Encontraron el cuerpo de uno cortado en dos, a otro con la pierna arrancada; en total hubo seis muertos. Pero Nitti y otros consiguieron escapar. Nos reunimos alrededor de Charles. A la velocidad a la que circula el convoy, cruzaremos la frontera en cuestión de horas. Aunque nos sobrevuelan aviones a menudo, no nos liberarán.

– Sólo podemos contar con nosotros mismos -farfulla Charles.

– ¿Vamos a intentar el golpe? -pregunta Claude. Charles me mira y asiento con la cabeza. No tenemos nada que perder.
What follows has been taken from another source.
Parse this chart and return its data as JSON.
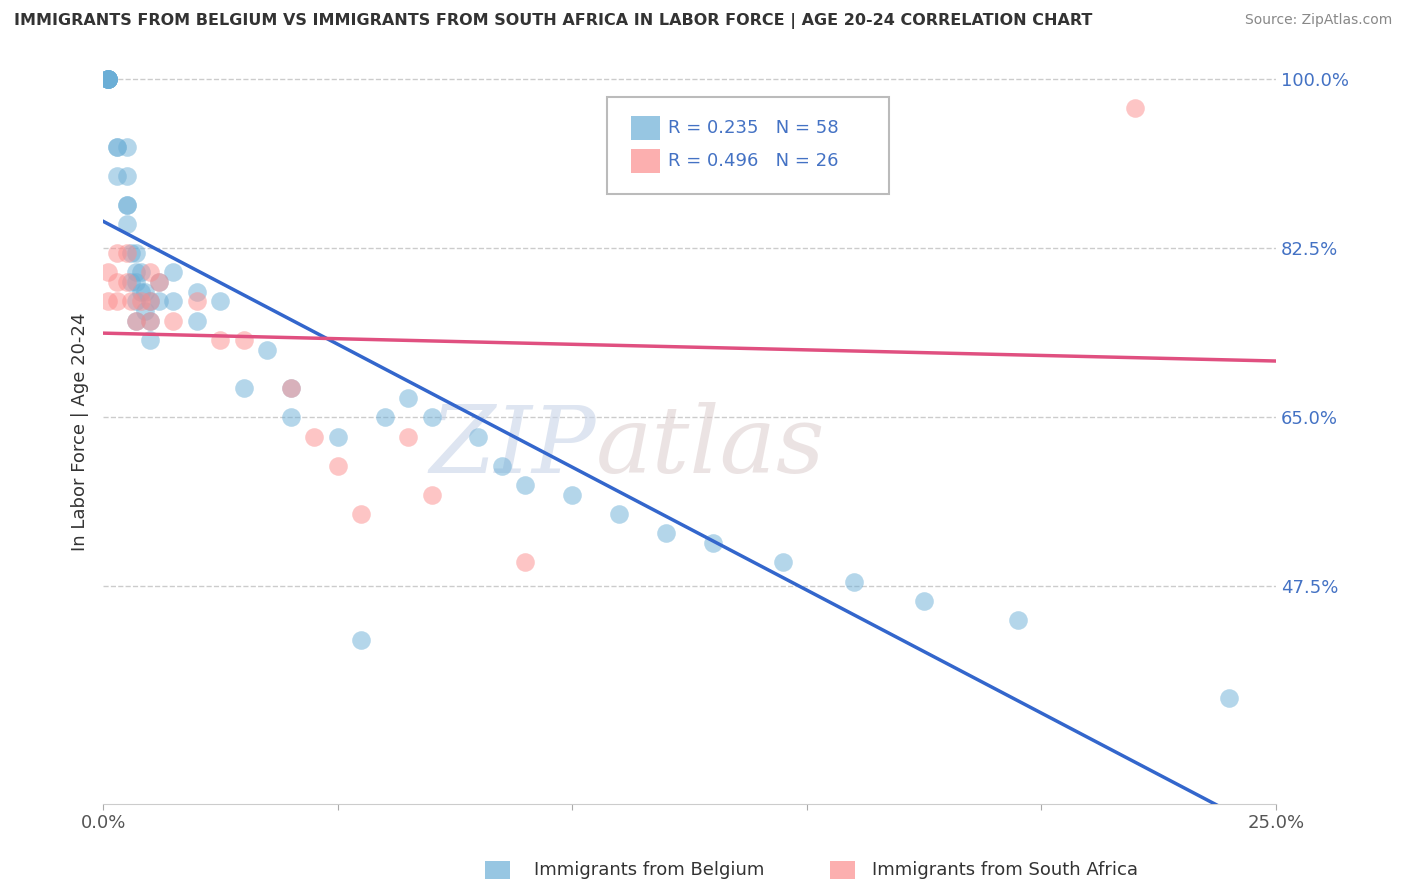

Charles nos explica su plan. Si conseguimos arrancar algunos listones del suelo, podremos escabullimos por el agujero. Por turnos, los compañeros sujetarán al que se cuele. A la señal, lo soltarán. Entonces, habrá que dejarse caer con los brazos pegados al cuerpo para que las ruedas no nos hagan picadillo. Sobre todo, no hay que levantar la cabeza, para no ser decapitado por el eje, que llegará a toda velocidad. Habrá que contar los vagones que pasarán por encima de nosotros, ¿doce, trece, tal vez? Después habrá que esperar, sin moverse, a que la luz roja del tren se aleje, antes de volver a levantarse. Para evitar soltar un grito que pudiera alertar a los soldados de la plataforma, el que salte deberá meterse un trozo de tela en la boca. Y mientras Charles nos hace repetir las instrucciones, un hombre se levanta y se pone manos a la obra. Tira con todas sus fuerzas de un clavo. Sus dedos se deslizan bajo el metal e intentan hacerlo girar sin descanso. El tiempo aprieta, ¿estamos todavía en Francia?